Abduction of women in United Kingdom
Abduction of women in the Business Encyclopaedia and Legal Adviser
Based on the Business Encyclopaedia and Legal Adviser , by W.S.M. Knight, Barrister –at – Law.
Abduction of women.—By an old statute, three years’ imprisonment is the punishment of any man who carries away a nun from her house, even though she consent, and he must make convenient satisfaction to the house. But more modern and practical is abduction on account of the woman’s fortune. Where a woman of any age has any interest (legal or equitable, present or future, absolute, conditional or contingent) in any real or personal estate, or is a presumptive heiress or next of kin to any one with such interest:—(a) whosoever, from motives of lucre, takes her away against her will, either for himself or some one else to marry, or have carnal knowledge of her—or (b) whosoever with like intent fraudulently allures or takes her away, when she is under 21 years of age, out of the possession or against the will of any person having lawful care of her, is guilty of felony. He cannot take any interest in her property. If he has married her, the Court of Chancery may re-settle her property. It is sufficient for the intent alone to be proved, not necessarily the carrying out therefore. Abduction of a woman by force, apart from the question of her property, is also a felony.

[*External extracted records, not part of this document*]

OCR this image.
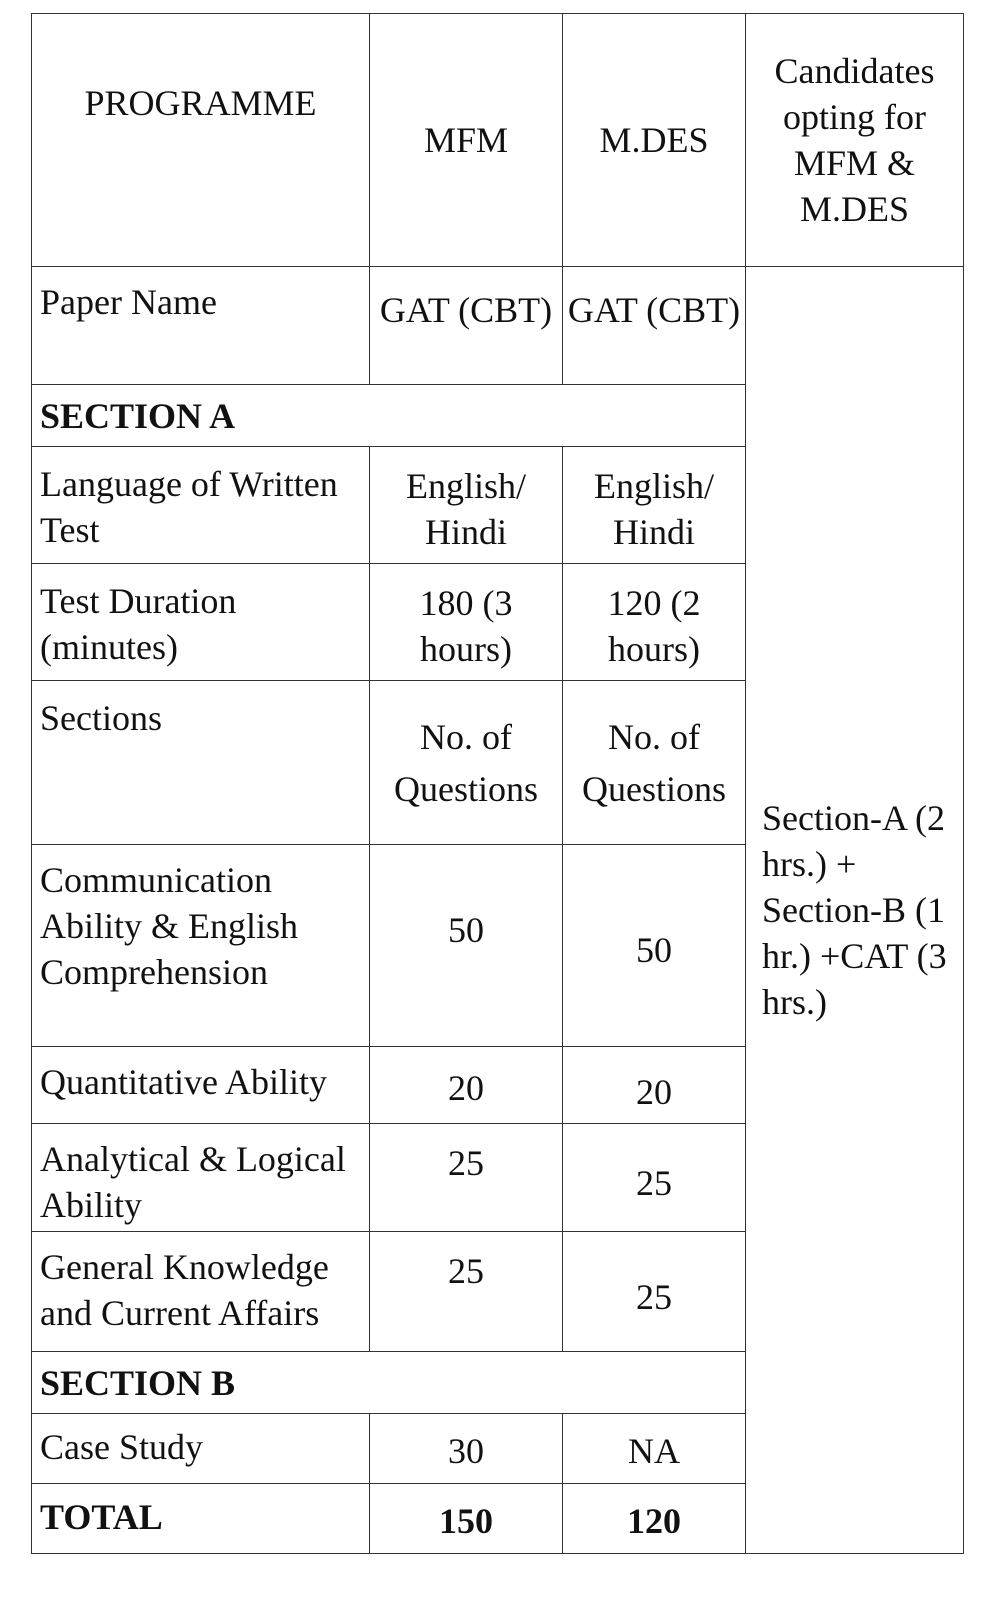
PROGRAMME	MFM	M.DES	Candidates opting for MFM & M.DES
Paper Name	GAT (CBT)	GAT (CBT)	Section-A (2 hrs.) + Section-B (1 hr.) +CAT (3 hrs.)
SECTION A			
Language of Written Test	English/ Hindi	English/ Hindi	
Test Duration (minutes)	180 (3 hours)	120 (2 hours)	
Sections	No. of Questions	No. of Questions	
Communication Ability & English Comprehension	50	50	
Quantitative Ability	20	20	
Analytical & Logical Ability	25	25	
General Knowledge and Current Affairs	25	25	
SECTION B			
Case Study	30	NA	
TOTAL	150	120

Whoever, with intent that any unmarried girl under 18 years of age shall be unlawfully and carnally known by any man, takes such girl out of the possession, and against the will, of any person having lawful care or charge of her, is guilty of a offence. It is a sufficient defence if the person charged proves that he had reasonable cause to believe that the girl was of or above the age of 18 years. It is also a offence to detain any girl or woman of any age against her will, either in a brothel or in any premises, with intent that she may be unlawfully and carnally known by any man. Withholding her wearing apparel or other property, or using threats of legal proceedings against her if she should take away with her any wearing apparel lent or supplied to her, constitute a detention under this Act.
To unlawfully take, or cause to be taken, any unmarried girl under 16 years of age out of the possession and against the will of any person having the lawful care or charge of her, is a offence. It is a defence that the girl left such person having care of her, and went to the person charged without inducement on his part; also, if the person charged did not know, and had no reason to know, she was under such care. It is no defence that the person charged did not know her to be under 16, or might have supposed from her appearance that she was older, or even that he believed upon reasonable grounds that she was over that age. It is immaterial whether there be any corrupt motive, or whether the girl consent. So also is the sex of the person charged immaterial.